Discussions with US partners and allies to restrict Russia’s energy revenues
“We continue to have productive conversations with our partners and allies around the world on how to further restrict Russia’s energy revenues, while avoiding collateral effects on the global economy,” Ms Yellen said during the meeting. ‘a press conference.
Capped prices or “price exceptions”: several alternatives
“We are talking about price caps or a price exception that would expand and tighten recent and proposed energy restrictions” imposed by the United States and its allies, “which would drive down the price of Russian oil and contract revenues. of Putin while allowing a greater supply of oil to reach the world market,” she explained.
Yellen said a price exception was an effective cap that could be achieved through a mechanism to restrict or prohibit insurance or financing Russian oil shipments above a certain amount.
Avoid rising energy costs for poor and developing countries
“We believe a price exception is also an important way to avoid ripple effects on low-income and developing countries that are struggling with high food and energy costs,” Yellen said. speaking alongside Canadian Finance Minister Chrystia Freeland.
Fight against galloping inflation
Ms. Yellen traveled to Canada to strategize with Deputy Prime Minister Chrystia Freeland on how the two countries will continue to tackle the Ukraine crisis, tackle runaway inflation, strengthen supply chains supply and secure critical minerals.
Both agreed that managing inflation was primarily a task for central banks, but felt that governments could adopt targeted measures to relieve Americans and Canadians facing purchasing power problems, particularly on the food and fuel.
Seeking consensus for next week’s G7 leaders’ summit
Asked if US President Joe Biden plans to seek consensus around a plan dealing with the price of oil at the G7 leaders’ summit in Germany next week, Yellen said: “We are very active, we are actively working on this subject with our partners”.
Our opinion, by leblogauto.com
Scenario to relate to the renewal of the authorization issued by the United States Department of the Treasury for energy-related transactions in order to align its regulations with the timetable for the implementation of the ban on crude oil imposed by the European Union .
The Russia sanctions waiver was originally set to expire on June 24, but has now been extended until December 5, 2022.
This extension “will allow for an orderly transition to help our broad coalition of partners reduce their dependence on Russian energy as we work to restrict the Kremlin’s sources of revenue,” the spokeswoman said at the time. Treasure.

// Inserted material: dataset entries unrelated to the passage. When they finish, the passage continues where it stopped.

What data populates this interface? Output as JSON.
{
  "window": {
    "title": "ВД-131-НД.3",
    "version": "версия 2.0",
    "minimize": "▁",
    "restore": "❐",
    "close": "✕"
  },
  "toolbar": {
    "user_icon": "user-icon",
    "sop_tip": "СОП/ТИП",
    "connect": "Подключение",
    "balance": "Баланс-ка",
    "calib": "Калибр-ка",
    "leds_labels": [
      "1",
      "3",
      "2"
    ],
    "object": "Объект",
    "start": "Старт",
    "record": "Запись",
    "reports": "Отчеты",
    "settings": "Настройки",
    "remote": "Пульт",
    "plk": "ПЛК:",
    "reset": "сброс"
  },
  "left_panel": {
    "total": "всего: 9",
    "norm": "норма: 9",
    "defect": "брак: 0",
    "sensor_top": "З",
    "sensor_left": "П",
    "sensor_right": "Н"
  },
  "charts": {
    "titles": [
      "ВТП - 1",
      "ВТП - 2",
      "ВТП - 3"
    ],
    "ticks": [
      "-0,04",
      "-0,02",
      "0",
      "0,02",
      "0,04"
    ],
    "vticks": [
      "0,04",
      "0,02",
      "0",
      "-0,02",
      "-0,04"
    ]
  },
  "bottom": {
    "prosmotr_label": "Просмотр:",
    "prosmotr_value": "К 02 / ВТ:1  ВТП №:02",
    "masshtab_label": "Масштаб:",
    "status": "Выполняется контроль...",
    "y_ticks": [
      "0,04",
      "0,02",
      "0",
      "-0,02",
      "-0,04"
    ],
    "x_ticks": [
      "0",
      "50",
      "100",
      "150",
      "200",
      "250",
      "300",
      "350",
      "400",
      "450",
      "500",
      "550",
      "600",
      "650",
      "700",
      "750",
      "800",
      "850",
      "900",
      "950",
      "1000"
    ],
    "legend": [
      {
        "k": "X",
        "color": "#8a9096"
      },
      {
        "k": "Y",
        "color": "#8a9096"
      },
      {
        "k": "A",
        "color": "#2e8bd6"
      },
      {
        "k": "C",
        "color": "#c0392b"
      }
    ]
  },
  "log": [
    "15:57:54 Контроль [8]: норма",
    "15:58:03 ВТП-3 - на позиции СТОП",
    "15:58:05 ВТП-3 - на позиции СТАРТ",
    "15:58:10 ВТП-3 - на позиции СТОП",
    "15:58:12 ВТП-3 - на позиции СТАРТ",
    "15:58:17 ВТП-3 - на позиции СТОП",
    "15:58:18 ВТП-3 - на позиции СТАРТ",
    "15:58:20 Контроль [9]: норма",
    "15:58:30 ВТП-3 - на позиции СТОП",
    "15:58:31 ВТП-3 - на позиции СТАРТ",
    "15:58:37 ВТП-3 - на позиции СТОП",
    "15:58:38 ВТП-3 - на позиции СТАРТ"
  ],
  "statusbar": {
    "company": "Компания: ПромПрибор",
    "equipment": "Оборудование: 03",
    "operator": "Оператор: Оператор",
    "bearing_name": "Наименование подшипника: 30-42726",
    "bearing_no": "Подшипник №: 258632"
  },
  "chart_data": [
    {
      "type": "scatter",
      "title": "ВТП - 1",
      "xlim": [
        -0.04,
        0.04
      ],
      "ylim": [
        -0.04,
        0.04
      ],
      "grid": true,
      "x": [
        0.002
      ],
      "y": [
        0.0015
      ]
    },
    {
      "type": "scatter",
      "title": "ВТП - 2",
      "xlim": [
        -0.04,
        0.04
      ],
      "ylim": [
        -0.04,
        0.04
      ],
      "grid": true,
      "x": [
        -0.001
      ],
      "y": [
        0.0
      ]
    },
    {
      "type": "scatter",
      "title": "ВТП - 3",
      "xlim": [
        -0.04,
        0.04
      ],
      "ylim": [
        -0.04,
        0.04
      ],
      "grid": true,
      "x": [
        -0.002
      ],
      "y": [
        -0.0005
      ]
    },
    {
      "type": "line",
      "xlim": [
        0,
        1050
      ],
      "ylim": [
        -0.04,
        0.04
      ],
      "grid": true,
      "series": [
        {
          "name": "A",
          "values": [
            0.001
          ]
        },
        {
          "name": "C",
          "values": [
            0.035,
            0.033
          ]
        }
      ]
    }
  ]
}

Imports of Russian oil into the United States, however, remain prohibited. It is thus a question of transactions, namely financial operations, most often linked to the dollar and concerning above all oil majors, financial establishments and insurers. It should be remembered that within the framework of the embargo put in place by the EU against Russia, tankers transporting Russian oil to third countries can no longer be financed or insured by European operators within six months, in order to hinder a reorientation of Moscow’s exports.
If the British government, along with its European and American counterparts, demanded that insurance companies stop “protecting” tankers carrying Russian oil, that would be another powerful weapon in Western efforts to pressure Moscow, reported the Financial Times last April.
Sources: AFP, Reuters
to summarize
The United States is currently in talks with its allies to further restrict Russia’s oil revenues. New “solution” envisaged capping Russian oil sales via a subtle but nevertheless effective circumvention method: blocking the insurance or financing of Russian oil shipments beyond a certain amount.
This is what US Treasury Secretary Janet Yellen said on Monday during a visit to Canada.